The Fourth Circuit affirmed the district court's determination that there was no duty to indemnify after the insured settled without consent of the insurer. Perini/Tompkins Joint Venture v. ACE American Ins. Co., 2013 U.S. App. LEXIS 24865 (4th Cir. Dec. 16, 2013).
The insured, a joint venture, was hired as manager for the construction of a $900 million hotel and convention center. OCIP and excess policies were obtained through ACE. The project was also insured by a Builders Risk Policy through Factory Mutual Insurance Company.
During construction, a rod eroded, causing the atrium to collapse. Substantial property damage occurred and the completion of the project was delayed for several months.
The joint venture was sued for breach of contract and breach of fiduciary duty. Reimbursement of approximately $65 million in damages was sought from the joint venture for an alleged overpayment. The joint venture did not notify ACE of the suit. The underlying suit was settled with the joint venture crediting the owner for over $26 million.
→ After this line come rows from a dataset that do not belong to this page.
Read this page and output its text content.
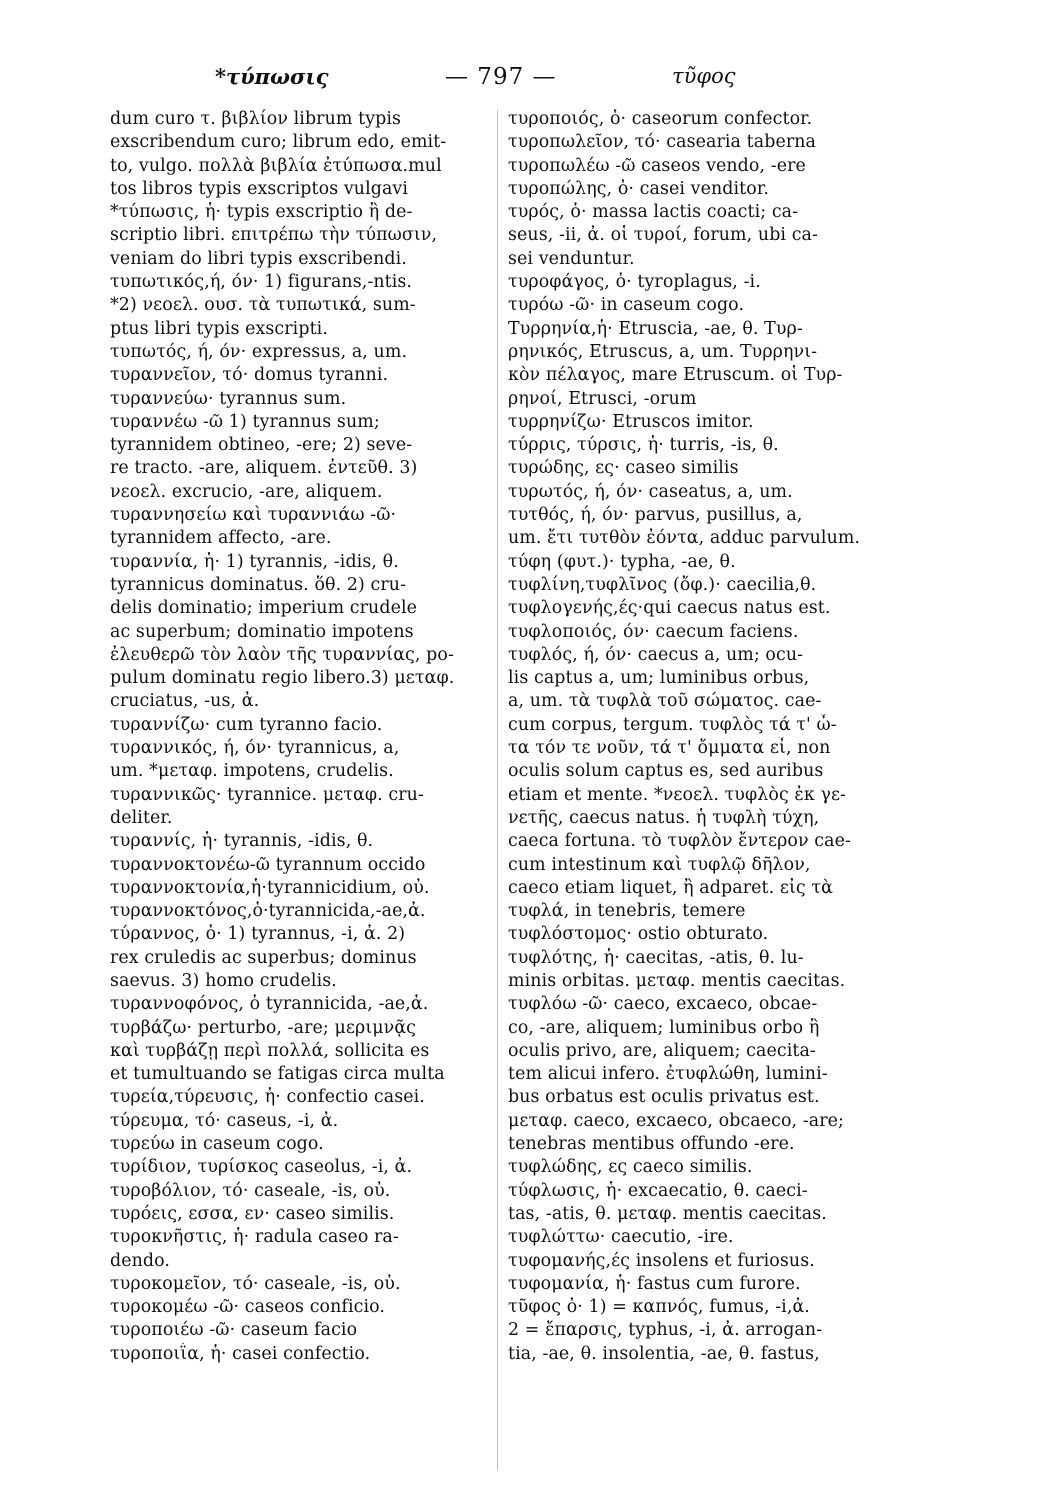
*τύπωσις	— 797 —	τῦφος
dum curo τ. βιβλίον librum typis
exscribendum curo; librum edo, emit-
to, vulgo. πολλὰ βιβλία ἐτύπωσα.mul
tos libros typis exscriptos vulgavi
*τύπωσις, ἡ· typis exscriptio ἢ de-
scriptio libri. επιτρέπω τὴν τύπωσιν,
veniam do libri typis exscribendi.
τυπωτικός,ή, όν· 1) figurans,-ntis.
*2) νεοελ. ουσ. τὰ τυπωτικά, sum-
ptus libri typis exscripti.
τυπωτός, ή, όν· expressus, a, um.
τυραννεῖον, τό· domus tyranni.
τυραννεύω· tyrannus sum.
τυραννέω -ῶ 1) tyrannus sum;
tyrannidem obtineo, -ere; 2) seve-
re tracto. -are, aliquem. ἐντεῦθ. 3)
νεοελ. excrucio, -are, aliquem.
τυραννησείω καὶ τυραννιάω -ῶ·
tyrannidem affecto, -are.
τυραννία, ἡ· 1) tyrannis, -idis, θ.
tyrannicus dominatus. ὅθ. 2) cru-
delis dominatio; imperium crudele
ac superbum; dominatio impotens
ἐλευθερῶ τὸν λαὸν τῆς τυραννίας, po-
pulum dominatu regio libero.3) μεταφ.
cruciatus, -us, ἀ.
τυραννίζω· cum tyranno facio.
τυραννικός, ή, όν· tyrannicus, a,
um. *μεταφ. impotens, crudelis.
τυραννικῶς· tyrannice. μεταφ. cru-
deliter.
τυραννίς, ἡ· tyrannis, -idis, θ.
τυραννοκτονέω-ῶ tyrannum occido
τυραννοκτονία,ἡ·tyrannicidium, οὐ.
τυραννοκτόνος,ὁ·tyrannicida,-ae,ἀ.
τύραννος, ὁ· 1) tyrannus, -i, ἀ. 2)
rex cruledis ac superbus; dominus
saevus. 3) homo crudelis.
τυραννοφόνος, ὁ tyrannicida, -ae,ἀ.
τυρβάζω· perturbo, -are; μεριμνᾷς
καὶ τυρβάζῃ περὶ πολλά, sollicita es
et tumultuando se fatigas circa multa
τυρεία,τύρευσις, ἡ· confectio casei.
τύρευμα, τό· caseus, -i, ἀ.
τυρεύω in caseum cogo.
τυρίδιον, τυρίσκος caseolus, -i, ἀ.
τυροβόλιον, τό· caseale, -is, οὐ.
τυρόεις, εσσα, εν· caseo similis.
τυροκνῆστις, ἡ· radula caseo ra-
dendo.
τυροκομεῖον, τό· caseale, -is, οὐ.
τυροκομέω -ῶ· caseos conficio.
τυροποιέω -ῶ· caseum facio
τυροποιΐα, ἡ· casei confectio.
τυροποιός, ὁ· caseorum confector.
τυροπωλεῖον, τό· casearia taberna
τυροπωλέω -ῶ caseos vendo, -ere
τυροπώλης, ὁ· casei venditor.
τυρός, ὁ· massa lactis coacti; ca-
seus, -ii, ἀ. οἱ τυροί, forum, ubi ca-
sei venduntur.
τυροφάγος, ὁ· tyroplagus, -i.
τυρόω -ῶ· in caseum cogo.
Τυρρηνία,ἡ· Etruscia, -ae, θ. Τυρ-
ρηνικός, Etruscus, a, um. Τυρρηνι-
κὸν πέλαγος, mare Etruscum. οἱ Τυρ-
ρηνοί, Etrusci, -orum
τυρρηνίζω· Etruscos imitor.
τύρρις, τύρσις, ἡ· turris, -is, θ.
τυρώδης, ες· caseo similis
τυρωτός, ή, όν· caseatus, a, um.
τυτθός, ή, όν· parvus, pusillus, a,
um. ἔτι τυτθὸν ἐόντα, adduc parvulum.
τύφη (φυτ.)· typha, -ae, θ.
τυφλίνη,τυφλῖνος (ὄφ.)· caecilia,θ.
τυφλογενής,ές·qui caecus natus est.
τυφλοποιός, όν· caecum faciens.
τυφλός, ή, όν· caecus a, um; ocu-
lis captus a, um; luminibus orbus,
a, um. τὰ τυφλὰ τοῦ σώματος. cae-
cum corpus, tergum. τυφλὸς τά τ' ὦ-
τα τόν τε νοῦν, τά τ' ὄμματα εἶ, non
oculis solum captus es, sed auribus
etiam et mente. *νεοελ. τυφλὸς ἐκ γε-
νετῆς, caecus natus. ἡ τυφλὴ τύχη,
caeca fortuna. τὸ τυφλὸν ἔντερον cae-
cum intestinum καὶ τυφλῷ δῆλον,
caeco etiam liquet, ἢ adparet. εἰς τὰ
τυφλά, in tenebris, temere
τυφλόστομος· ostio obturato.
τυφλότης, ἡ· caecitas, -atis, θ. lu-
minis orbitas. μεταφ. mentis caecitas.
τυφλόω -ῶ· caeco, excaeco, obcae-
co, -are, aliquem; luminibus orbo ἢ
oculis privo, are, aliquem; caecita-
tem alicui infero. ἐτυφλώθη, lumini-
bus orbatus est oculis privatus est.
μεταφ. caeco, excaeco, obcaeco, -are;
tenebras mentibus offundo -ere.
τυφλώδης, ες caeco similis.
τύφλωσις, ἡ· excaecatio, θ. caeci-
tas, -atis, θ. μεταφ. mentis caecitas.
τυφλώττω· caecutio, -ire.
τυφομανής,ές insolens et furiosus.
τυφομανία, ἡ· fastus cum furore.
τῦφος ὁ· 1) = καπνός, fumus, -i,ἀ.
2 = ἔπαρσις, typhus, -i, ἀ. arrogan-
tia, -ae, θ. insolentia, -ae, θ. fastus,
Six months after the settlement and nearly two years after the collapse, the joint venture wrote to ACE advising to the extent that FM Global did not pay the underlying claim, reimbursement would be sought from ACE. However, the letter did not mention the settlement. Ten months later, ACE issued a reservation of rights letter, citing business risk exclusions, late notice, and voluntary payments made without ACE's consent as potential grounds for denial of coverage. Subsequently, FM Global denied the joint venture's claims.
The joint venture sued ACE. The district court granted summary judgment to ACE. The Fourth Circuit affirmed.
The primary policy provided the insured would not, except at its own cost, "voluntarily make a payment, assume any obligation, or incur any expense," without the insurer's consent. Further, the insured could not sue for coverage unless the policy terms had been fully complied with.
The joint venture argued that under a Maryland statute, an insurer could not disclaim coverage for failure to give notice unless there was actual prejudice to the insurer. Therefore, ACE had to show actual prejudice before denying coverage. The Fourth Circuit decided the central issue was whether the insured could unilaterally settle a construction defect case, present a completed settlement to the insurer, and obtain indemnification despite breaching the policy provisions.
Here, the joint venture could not satisfy the conditions precedent of the voluntary payment and no-action clause because they attempted to settle and voluntarily made payment without ACE's consent. The Maryland statute did not apply, so there was no requirement for ACE to show prejudice.
Finally, the joint venture argued ACE had waived its late notice defense because it ignored the joint venture's claim for an unreasonably long period and even told the joint venture it would pay the claim. There was no showing, however, that ACE had intentionally relinquished its rights under the policy.